Zip-NeRF: Anti-Aliased Grid-Based Neural Radiance Fields
This paper proposes a technique that combines grid-based Neural Radiance Fields and mip-NeRF 360 to address aliasing and accelerate training. Error rates are 8%-76% lower than prior techniques and training is 22x faster than mip-NeRF 360.
Businesses that use Neural Radiance Field training for 3D modeling and rendering can implement this technique to improve accuracy and efficiency in their processes.
Expressive Text-to-Image Generation with Rich Text
This paper proposes using a rich-text editor to enable local style control and precise color rendering in text-to-image synthesis. It outperforms strong baselines with quantitative evaluations.
Businesses that use text-to-image synthesis can use a rich-text editor to improve the accuracy and customization options of their outputs.
Segment Everything Everywhere All at Once
This paper presents SEEM, a promptable, interactive model for segmenting everything everywhere all at once in an image. It introduces a versatile prompting engine, compositionality, interactivity, and semantic-awareness.

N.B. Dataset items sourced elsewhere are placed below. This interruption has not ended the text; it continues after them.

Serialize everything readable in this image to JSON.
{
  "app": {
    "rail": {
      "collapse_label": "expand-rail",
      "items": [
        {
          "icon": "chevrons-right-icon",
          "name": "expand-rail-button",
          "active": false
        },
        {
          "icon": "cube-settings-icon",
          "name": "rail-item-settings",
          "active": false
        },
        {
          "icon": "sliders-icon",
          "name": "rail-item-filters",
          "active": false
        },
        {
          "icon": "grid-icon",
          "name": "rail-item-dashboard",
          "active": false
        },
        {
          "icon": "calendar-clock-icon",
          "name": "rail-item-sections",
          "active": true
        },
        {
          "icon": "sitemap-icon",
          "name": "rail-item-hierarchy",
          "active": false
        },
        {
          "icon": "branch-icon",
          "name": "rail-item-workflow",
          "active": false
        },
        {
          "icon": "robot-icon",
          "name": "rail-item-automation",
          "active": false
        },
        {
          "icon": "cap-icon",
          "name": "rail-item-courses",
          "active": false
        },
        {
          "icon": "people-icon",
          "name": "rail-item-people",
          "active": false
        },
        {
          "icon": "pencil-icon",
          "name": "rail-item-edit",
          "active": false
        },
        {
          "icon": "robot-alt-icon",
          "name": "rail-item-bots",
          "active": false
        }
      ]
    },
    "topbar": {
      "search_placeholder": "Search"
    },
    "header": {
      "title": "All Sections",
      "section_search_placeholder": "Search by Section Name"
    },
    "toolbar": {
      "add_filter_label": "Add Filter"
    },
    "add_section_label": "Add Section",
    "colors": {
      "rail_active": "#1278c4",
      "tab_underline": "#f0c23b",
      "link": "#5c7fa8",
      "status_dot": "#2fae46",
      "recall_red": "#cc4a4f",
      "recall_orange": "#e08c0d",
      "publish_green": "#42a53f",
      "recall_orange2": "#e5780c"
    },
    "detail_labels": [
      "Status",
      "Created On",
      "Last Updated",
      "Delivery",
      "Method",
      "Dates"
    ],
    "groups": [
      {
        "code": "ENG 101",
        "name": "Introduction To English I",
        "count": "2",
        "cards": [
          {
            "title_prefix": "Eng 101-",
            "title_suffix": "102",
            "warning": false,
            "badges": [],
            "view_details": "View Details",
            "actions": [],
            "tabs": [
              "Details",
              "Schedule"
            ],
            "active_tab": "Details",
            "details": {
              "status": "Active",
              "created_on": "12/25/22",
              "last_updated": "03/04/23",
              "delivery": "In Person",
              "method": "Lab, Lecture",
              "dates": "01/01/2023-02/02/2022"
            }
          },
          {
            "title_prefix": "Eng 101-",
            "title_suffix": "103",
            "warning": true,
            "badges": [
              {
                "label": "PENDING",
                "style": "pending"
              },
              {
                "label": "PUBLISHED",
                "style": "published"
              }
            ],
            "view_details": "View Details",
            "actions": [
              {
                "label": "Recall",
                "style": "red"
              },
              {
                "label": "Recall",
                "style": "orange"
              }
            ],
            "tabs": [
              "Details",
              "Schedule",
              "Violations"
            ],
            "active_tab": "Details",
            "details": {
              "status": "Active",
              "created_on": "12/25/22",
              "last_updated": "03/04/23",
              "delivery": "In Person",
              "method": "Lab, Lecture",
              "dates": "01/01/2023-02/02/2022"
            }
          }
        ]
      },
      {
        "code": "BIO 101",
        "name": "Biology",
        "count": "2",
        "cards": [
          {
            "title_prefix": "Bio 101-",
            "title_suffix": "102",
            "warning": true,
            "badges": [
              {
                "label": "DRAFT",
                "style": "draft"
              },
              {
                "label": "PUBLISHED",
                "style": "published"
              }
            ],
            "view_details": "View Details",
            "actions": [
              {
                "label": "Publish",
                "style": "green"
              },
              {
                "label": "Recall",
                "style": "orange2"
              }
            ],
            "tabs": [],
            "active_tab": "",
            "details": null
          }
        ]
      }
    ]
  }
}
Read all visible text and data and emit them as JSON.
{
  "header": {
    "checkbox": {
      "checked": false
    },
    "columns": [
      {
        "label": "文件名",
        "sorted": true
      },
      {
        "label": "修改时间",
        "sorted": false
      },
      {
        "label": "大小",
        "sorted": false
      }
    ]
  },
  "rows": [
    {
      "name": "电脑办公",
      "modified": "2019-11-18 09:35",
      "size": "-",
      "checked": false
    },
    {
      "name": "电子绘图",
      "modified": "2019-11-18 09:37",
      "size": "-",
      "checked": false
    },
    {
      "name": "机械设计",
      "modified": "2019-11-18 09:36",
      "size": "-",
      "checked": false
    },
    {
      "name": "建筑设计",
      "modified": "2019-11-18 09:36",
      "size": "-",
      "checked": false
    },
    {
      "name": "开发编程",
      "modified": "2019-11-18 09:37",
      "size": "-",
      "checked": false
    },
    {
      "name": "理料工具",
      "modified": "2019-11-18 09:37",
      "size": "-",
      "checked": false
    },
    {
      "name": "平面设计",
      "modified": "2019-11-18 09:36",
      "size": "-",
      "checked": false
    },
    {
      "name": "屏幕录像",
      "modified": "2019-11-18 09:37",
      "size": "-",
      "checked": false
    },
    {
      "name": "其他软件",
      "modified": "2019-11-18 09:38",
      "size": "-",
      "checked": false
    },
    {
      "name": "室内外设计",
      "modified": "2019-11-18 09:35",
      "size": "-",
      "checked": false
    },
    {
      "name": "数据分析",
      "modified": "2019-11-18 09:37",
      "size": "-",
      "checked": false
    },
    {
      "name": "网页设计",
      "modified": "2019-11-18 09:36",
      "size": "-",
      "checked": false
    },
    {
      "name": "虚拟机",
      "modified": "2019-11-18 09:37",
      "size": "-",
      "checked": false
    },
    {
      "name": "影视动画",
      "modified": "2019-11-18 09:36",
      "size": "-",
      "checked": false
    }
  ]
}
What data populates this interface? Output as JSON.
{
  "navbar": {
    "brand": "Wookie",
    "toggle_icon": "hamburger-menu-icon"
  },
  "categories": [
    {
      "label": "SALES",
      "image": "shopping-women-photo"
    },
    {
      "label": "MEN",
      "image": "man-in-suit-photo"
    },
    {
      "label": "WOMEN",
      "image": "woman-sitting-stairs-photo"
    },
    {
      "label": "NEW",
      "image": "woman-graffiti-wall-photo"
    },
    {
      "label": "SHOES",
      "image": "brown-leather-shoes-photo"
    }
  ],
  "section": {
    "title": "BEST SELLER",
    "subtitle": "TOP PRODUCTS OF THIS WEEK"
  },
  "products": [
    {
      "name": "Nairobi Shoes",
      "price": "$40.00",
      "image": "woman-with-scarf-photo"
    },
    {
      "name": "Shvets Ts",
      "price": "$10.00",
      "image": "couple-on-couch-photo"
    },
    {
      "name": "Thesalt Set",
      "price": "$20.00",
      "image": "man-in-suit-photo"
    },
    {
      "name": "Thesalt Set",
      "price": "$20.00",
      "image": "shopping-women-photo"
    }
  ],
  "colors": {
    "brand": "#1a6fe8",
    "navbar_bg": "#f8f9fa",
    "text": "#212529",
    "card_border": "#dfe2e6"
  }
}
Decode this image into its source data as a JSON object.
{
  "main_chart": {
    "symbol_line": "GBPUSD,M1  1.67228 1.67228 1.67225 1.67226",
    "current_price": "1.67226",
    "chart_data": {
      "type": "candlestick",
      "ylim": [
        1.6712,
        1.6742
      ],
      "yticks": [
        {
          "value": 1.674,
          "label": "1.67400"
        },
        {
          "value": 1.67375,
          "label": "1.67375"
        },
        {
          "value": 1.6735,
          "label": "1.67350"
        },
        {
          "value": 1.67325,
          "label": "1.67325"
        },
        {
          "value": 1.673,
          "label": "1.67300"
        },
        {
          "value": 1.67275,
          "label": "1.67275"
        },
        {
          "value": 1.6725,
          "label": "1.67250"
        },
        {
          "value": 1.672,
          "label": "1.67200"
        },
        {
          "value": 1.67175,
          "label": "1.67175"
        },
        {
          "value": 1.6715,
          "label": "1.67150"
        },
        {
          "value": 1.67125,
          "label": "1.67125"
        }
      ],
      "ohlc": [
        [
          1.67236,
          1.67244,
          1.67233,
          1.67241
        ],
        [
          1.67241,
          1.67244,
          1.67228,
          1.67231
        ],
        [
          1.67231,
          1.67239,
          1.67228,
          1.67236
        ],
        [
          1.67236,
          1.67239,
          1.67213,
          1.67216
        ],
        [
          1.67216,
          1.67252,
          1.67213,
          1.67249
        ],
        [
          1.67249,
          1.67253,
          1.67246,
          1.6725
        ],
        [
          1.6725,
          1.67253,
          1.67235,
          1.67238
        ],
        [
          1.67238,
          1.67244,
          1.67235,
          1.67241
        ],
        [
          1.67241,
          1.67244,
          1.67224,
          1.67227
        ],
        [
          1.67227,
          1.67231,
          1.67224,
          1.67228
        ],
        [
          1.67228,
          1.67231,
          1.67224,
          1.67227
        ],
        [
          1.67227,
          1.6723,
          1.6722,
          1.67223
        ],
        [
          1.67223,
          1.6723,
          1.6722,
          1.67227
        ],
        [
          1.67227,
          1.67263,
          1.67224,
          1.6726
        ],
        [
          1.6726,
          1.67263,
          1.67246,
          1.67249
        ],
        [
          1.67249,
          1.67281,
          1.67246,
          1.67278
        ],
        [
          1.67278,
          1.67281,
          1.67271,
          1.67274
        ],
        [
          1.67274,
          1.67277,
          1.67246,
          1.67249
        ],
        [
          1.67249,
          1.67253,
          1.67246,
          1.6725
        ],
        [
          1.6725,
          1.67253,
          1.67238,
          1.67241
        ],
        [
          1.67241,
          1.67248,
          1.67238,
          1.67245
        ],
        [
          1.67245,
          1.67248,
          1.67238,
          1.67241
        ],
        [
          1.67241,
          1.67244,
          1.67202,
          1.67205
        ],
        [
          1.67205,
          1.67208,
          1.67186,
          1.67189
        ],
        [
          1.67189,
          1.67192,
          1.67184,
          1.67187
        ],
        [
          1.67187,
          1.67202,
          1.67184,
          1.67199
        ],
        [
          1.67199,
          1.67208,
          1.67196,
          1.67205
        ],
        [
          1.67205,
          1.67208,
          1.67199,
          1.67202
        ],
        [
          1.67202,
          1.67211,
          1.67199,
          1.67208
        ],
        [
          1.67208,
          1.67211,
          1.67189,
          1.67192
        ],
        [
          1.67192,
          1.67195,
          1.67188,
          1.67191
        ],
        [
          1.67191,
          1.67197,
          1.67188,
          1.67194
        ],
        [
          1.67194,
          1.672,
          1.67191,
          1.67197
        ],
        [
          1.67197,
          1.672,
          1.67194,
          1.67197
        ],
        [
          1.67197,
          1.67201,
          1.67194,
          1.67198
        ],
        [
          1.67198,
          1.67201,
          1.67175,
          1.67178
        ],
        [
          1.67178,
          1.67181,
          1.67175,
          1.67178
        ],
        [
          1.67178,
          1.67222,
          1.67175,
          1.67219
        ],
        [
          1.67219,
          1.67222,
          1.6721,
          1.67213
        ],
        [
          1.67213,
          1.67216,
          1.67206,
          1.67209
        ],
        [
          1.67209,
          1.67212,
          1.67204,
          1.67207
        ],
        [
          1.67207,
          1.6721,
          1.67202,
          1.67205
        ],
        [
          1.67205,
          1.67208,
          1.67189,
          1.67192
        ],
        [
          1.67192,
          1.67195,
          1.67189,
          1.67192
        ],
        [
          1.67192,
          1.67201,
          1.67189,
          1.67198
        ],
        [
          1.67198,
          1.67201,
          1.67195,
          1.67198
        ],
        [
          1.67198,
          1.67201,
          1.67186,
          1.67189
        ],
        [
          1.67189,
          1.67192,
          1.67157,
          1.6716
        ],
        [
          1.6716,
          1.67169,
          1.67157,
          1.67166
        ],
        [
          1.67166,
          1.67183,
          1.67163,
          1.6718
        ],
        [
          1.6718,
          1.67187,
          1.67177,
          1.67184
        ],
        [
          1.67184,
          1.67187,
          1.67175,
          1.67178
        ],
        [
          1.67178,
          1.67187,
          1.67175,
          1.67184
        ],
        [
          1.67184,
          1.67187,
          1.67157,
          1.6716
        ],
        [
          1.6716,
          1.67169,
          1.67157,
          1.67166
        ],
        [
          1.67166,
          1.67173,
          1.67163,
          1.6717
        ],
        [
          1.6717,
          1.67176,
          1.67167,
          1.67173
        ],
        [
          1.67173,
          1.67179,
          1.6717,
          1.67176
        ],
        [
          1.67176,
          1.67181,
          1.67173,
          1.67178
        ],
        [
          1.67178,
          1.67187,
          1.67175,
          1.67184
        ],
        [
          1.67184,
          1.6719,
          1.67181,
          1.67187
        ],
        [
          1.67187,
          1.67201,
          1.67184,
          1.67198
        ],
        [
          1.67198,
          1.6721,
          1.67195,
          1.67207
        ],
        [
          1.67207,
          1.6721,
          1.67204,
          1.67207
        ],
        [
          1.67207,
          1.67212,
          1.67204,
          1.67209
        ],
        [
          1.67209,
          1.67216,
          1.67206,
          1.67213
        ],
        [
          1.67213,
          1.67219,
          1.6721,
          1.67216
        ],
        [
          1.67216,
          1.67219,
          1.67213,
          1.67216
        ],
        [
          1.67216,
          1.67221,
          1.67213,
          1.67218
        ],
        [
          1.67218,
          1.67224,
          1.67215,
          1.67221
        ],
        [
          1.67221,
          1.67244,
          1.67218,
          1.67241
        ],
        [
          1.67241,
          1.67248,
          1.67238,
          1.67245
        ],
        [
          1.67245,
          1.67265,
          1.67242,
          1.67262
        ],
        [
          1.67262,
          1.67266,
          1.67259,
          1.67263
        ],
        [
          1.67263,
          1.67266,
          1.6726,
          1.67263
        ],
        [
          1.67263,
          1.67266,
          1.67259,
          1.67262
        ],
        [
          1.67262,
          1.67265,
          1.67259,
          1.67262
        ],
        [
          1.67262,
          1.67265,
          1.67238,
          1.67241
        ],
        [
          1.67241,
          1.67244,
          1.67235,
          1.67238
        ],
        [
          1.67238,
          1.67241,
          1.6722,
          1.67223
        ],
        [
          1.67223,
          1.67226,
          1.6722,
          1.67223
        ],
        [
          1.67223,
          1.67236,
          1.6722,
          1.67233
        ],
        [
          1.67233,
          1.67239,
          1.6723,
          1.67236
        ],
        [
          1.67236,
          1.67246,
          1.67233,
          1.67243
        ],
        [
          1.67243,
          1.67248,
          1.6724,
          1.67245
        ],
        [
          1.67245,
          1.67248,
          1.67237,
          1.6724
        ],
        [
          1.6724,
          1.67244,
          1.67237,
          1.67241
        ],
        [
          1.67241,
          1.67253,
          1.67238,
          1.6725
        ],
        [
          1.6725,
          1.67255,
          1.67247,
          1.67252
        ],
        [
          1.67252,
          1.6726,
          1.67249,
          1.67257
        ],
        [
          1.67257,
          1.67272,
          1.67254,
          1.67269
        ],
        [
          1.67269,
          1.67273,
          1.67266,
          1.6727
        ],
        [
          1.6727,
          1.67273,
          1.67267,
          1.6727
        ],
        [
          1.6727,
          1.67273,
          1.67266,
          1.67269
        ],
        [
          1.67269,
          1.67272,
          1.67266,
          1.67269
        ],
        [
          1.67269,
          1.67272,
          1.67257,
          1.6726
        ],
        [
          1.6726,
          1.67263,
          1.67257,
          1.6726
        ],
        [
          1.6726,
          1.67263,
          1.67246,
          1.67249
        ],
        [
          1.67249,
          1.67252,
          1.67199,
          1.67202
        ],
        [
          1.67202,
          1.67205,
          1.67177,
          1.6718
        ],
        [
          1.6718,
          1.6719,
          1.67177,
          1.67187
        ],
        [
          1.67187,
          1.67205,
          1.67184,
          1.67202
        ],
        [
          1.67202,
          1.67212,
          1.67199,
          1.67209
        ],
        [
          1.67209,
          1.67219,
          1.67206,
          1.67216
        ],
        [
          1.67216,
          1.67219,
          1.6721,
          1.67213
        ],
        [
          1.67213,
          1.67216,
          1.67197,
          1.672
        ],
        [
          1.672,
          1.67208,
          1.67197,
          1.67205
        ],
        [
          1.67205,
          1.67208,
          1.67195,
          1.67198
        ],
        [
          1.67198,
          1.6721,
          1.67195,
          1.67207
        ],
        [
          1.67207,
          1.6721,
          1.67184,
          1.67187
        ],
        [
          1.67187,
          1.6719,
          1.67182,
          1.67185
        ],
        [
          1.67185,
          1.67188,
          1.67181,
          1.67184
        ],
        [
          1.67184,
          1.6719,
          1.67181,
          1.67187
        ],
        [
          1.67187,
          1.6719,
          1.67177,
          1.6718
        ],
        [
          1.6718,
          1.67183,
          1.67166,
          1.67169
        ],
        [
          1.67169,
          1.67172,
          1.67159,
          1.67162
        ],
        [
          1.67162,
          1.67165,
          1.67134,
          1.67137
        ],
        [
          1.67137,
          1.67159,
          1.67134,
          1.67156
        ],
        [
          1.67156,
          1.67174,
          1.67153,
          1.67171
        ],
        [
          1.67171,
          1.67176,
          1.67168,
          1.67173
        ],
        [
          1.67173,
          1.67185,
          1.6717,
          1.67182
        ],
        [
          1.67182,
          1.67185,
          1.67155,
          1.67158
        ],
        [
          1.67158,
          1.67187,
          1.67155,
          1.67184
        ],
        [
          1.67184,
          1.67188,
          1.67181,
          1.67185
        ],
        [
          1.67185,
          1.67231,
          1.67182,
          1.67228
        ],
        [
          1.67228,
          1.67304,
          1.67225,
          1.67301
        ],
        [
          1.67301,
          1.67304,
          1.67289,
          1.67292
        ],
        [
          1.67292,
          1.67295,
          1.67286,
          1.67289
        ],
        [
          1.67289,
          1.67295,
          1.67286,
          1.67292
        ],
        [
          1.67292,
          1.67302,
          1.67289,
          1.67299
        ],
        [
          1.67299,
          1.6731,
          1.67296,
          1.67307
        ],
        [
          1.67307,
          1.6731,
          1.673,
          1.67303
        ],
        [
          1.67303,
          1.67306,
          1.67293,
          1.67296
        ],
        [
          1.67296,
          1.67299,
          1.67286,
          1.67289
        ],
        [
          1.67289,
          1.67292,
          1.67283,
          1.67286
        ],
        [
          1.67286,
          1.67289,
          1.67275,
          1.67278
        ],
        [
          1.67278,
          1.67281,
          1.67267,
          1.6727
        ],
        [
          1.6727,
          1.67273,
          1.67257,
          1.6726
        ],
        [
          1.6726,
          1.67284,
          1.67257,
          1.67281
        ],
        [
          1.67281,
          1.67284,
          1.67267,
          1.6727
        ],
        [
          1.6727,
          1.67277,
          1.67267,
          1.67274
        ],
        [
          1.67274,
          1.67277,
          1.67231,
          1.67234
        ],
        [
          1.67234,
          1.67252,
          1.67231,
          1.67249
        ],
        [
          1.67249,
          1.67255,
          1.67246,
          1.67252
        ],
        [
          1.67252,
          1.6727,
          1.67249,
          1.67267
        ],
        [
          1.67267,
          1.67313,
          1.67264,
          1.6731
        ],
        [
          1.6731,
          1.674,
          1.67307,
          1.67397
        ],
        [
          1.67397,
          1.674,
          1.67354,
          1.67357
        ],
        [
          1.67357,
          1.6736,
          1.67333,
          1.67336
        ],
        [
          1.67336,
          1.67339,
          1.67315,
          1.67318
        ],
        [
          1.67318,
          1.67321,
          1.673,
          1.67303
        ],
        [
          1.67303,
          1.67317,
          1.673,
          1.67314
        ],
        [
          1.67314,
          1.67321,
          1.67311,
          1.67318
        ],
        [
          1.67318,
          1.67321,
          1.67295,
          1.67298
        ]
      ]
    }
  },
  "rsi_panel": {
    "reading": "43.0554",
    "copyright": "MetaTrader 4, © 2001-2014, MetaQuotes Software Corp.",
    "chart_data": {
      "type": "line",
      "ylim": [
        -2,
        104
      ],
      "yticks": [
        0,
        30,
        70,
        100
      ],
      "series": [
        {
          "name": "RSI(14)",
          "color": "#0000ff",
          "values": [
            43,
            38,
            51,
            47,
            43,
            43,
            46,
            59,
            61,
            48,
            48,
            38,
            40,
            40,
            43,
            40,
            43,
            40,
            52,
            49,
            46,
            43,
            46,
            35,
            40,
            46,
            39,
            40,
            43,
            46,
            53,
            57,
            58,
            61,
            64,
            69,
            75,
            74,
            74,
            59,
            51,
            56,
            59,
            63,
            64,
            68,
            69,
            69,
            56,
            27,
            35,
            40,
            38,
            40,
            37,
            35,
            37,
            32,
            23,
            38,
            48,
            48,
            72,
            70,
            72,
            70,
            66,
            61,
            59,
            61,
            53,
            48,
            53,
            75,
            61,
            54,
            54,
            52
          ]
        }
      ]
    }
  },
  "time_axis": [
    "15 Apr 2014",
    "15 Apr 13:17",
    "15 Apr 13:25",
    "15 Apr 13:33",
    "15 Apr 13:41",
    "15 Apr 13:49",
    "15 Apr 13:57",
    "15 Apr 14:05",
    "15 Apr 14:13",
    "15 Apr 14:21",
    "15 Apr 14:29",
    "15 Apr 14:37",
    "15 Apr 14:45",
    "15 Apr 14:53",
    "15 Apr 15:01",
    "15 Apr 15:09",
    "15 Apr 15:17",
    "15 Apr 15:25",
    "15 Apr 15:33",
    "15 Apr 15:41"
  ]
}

Businesses that use visual understanding, particularly in segmentation, can implement SEEM to improve human-AI interaction and accuracy in their processes.
CLIP's emergent ability for visual prompt engineering
Explores the use of visual prompt engineering for solving computer vision tasks beyond classification by editing in image space instead of text. Shows the power of this simple approach by achieving state-of-the-art in zero-shot referring expressions comprehension and strong performance in keypoint localization tasks.
Businesses can consider using CLIP for more than just classification tasks, by utilizing visual prompt engineering to enhance their computer vision capabilities.
SpectFormer: A novel transformer architecture for vision transformers
Proposes the novel SpectFormer architecture for vision transformers that combines spectral and multi-headed attention layers, resulting in improved performance on ImageNet-1K and other standard datasets. Shows consistent performance in downstream tasks such as object detection and instance segmentation on the MS-COCO dataset.
Businesses can consider using SpectFormer as a backbone for their vision transformer models to improve their performance on image recognition tasks.